Each sweep, lair, hum
of wing, looking—like
Clare Vaizey—‘at people,

weeds, traffic, flowers
and clouds’, before

be/witched hours, breathing
‘darkness, grass, trees and sea.’1 

In their layers, the polymer-paint
caterpillars evoke

tender impressions, even
as I might mistake them
for turds

given generously
to garden beds.

There visibly, the latch: engagement
onomatopoetic, lifting
‘nerve-thoughts in the blood’2

(The baby
neither gate nor door unlocking,
axiomatically

irrevocable, going
only onward.)

Each screech, tear, run—loose
stitch of syntax
bringing worlds afresh:

like the oyster that left
such an impression
but now evades me, its

mouthful of
cream & seawater, 
source-text elusive…

Arriving at
‘a glade in the language’3,
101 Unfinished Conversations

but never lacunae, no—easy
interlocutor, A aloft
over pansy pots: ‘Hello!

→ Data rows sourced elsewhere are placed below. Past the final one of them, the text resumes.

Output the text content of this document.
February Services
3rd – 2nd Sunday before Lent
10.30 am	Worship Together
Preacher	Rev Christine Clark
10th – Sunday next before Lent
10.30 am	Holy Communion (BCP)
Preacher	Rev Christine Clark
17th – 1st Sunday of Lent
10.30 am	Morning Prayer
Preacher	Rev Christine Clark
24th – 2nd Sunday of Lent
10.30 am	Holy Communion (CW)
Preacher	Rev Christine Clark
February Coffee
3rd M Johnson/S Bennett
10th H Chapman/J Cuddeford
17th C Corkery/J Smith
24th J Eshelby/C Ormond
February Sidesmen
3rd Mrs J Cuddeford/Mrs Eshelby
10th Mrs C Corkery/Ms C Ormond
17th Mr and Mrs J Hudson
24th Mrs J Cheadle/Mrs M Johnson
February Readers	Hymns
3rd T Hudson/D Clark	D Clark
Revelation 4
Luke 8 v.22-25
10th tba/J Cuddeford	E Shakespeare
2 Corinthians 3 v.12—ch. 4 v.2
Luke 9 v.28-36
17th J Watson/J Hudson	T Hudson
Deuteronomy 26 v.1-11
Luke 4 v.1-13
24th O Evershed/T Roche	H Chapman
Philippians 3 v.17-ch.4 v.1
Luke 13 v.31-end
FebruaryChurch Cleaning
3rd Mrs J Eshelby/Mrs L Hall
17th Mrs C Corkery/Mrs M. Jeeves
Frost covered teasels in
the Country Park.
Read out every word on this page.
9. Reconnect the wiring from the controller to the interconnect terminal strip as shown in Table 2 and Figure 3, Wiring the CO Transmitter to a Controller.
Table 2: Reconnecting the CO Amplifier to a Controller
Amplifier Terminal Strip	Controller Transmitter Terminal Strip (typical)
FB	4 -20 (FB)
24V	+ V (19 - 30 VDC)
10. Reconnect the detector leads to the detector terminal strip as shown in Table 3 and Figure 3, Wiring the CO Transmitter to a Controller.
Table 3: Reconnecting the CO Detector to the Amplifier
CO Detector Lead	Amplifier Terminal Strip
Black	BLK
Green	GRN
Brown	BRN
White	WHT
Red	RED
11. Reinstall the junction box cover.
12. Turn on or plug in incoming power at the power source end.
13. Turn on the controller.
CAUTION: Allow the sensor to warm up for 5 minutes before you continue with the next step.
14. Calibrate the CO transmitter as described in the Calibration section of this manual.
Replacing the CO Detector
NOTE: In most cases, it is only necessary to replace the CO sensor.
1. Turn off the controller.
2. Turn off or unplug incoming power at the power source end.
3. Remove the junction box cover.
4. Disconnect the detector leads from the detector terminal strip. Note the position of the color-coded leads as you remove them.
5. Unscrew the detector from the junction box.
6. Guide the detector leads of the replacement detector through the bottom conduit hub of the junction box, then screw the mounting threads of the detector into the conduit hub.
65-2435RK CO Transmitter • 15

Tangelo!’

To the admired cat: ‘Who’s
your beautiful name?’

& overheard
          through ply:

‘Someone fell over.
It was Djuna. So I gave her
a tissue to dry her tears. Kiss
            kiss
kiss                  kiss.’

In gentle progression
‘a plum falls on a marshmallow’4;

every body given
its own sun, shining
in chalk by D              —this season / of sequins—

Each sweet pair becom
-ing gaudy lepidoptera, they/we are

                       insatiable,

                                                 opening—

 

 

  1. Quoted lines from Elizabeth Harrower’s The Watch Tower (Melbourne: Text Publishing, 1966/2012), pp. 83, 152.
  2. From Lorine Niedecker’s ‘SPIRALS / Promise of Brilliant Funeral’ in her Collected Works (Oakland, University of California Press, 2002), edited by Jenny Penberthy, p. 24.
  3. Quote from Inger Christensen’s poem ‘Light’, in translation and edited by Gordon Walmsley, Fire & Ice: Nine Poets from Scandinavia and the North, (Cliffs of Moher, Ireland: Salmon Publishing, 2005), p. 51.